Only 7% of large banks energy financing going towards renewables, report claims
Data sourced for NGO report calls out GFANZ members for failing to reach the required renewables to fossil energy investment ratio needed to achieve net-zero goals.
Data produced for NGOs including Sierra Club, BankTrack and Rainforest Action Network show that large banks are continuing to provide significantly more finance towards oil and gas projects than renewables.
The analysis – by research company Profundo – examined lending and bond underwriting by 60 banks to 377 energy companies for the period January 2016 to July 2022. Of the $2.5trn total, $2.3trn was related to the production of fossil fuel energy and just $178bn was related to clean energy activities such as wind and solar. This represented only 7.1% of the total.
Citi and JP Morgan Chase each invested $181bn into the energy companies examined in the data between 2016 and 2022, but only 2% of the combined total went to renewables. Similarly, only 2% of Barclays’ financing of the energy companies examined went to renewables, while Royal Bank of Canada stood at 1%, Mizuho 4%, and HSBC 5%.
All these banks are members of the Glasgow Financial Alliance for Net Zero (GFANZ), which commissioned a report showing that low-carbon energy investments need to account for at least 80% of energy investments compared to fossil fuels (a four-to-one ratio) by 2030 to reach climate goals.
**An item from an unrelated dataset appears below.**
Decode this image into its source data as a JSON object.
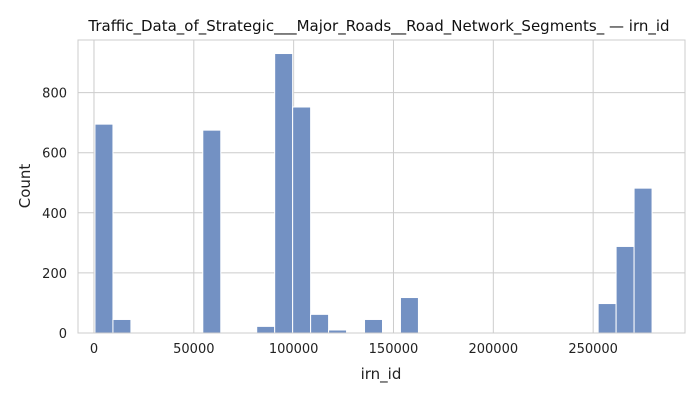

A GFANZ spokesperson pushed back against some of the claims made in the report: “This report does not provide a comprehensive view of clean energy investment. At GFANZ, we are advocating for governments to put in place the public policies that accelerate the conditions needed for private finance to ramp up investment in low-carbon energy in countries that need it most.
“We call on financial institutions not in them to join the alliances that comprise GFANZ to demonstrate commitment and become part of the solution. To limit global warming to 1.5°C, investment in renewables needs to be four times the levels going into fossil fuels. A lot of work needs to be done to get there, which is exactly why GFANZ was created.”
The methodology of the NGO report only identifies which energy providers received investment, as opposed to project-level data which might show that a majority oil and gas firm is actually using such monies to invest in renewables. Within the report, nuclear power and biomass were not included as renewable activities.
GFANZ members failing to hit 4:1 ratio
Maaike Beenes, campaign lead at BankTrack said: “Given that GFANZ co-chair Mark Carney has publicly recognised the need to rapidly increase the ratio of green financing to at least four times that of fossil fuel financing, it is alarming that GFANZ members have in fact financed less green energy than those outside the alliance.
“To stop the climate crisis from further unfolding, banks must stop dragging their feet and start shifting their financing away from fossil fuels towards green energy.”
According to GFANZ, the report excludes 70% of power generation companies, the bulk of which account for most of the world's wind and solar power. Additionally, according to GFANZ, the comparison between GFANZ and non-GFANZ members is focused on comparing global financial institutions with those in China (who are not in GFANZ due to the country so far not being aligned to the Paris Agreement) where renewable buildout in recent years has been extremely strong.
Responding to the financing of new oil and gas projects at a World Economic Forum event, Citigroup CEO Jane Fraser said: “We need to have energy security and we need to be operating on cleaner technologies and the two, as we are seeing right now, cannot be mutually exclusive.”
An earlier report from advocacy group Reclaim Finance accused members of GFANZ of hypocrisy for providing a total of $270bn to 102 major fossil fuel expanders since joining the alliance.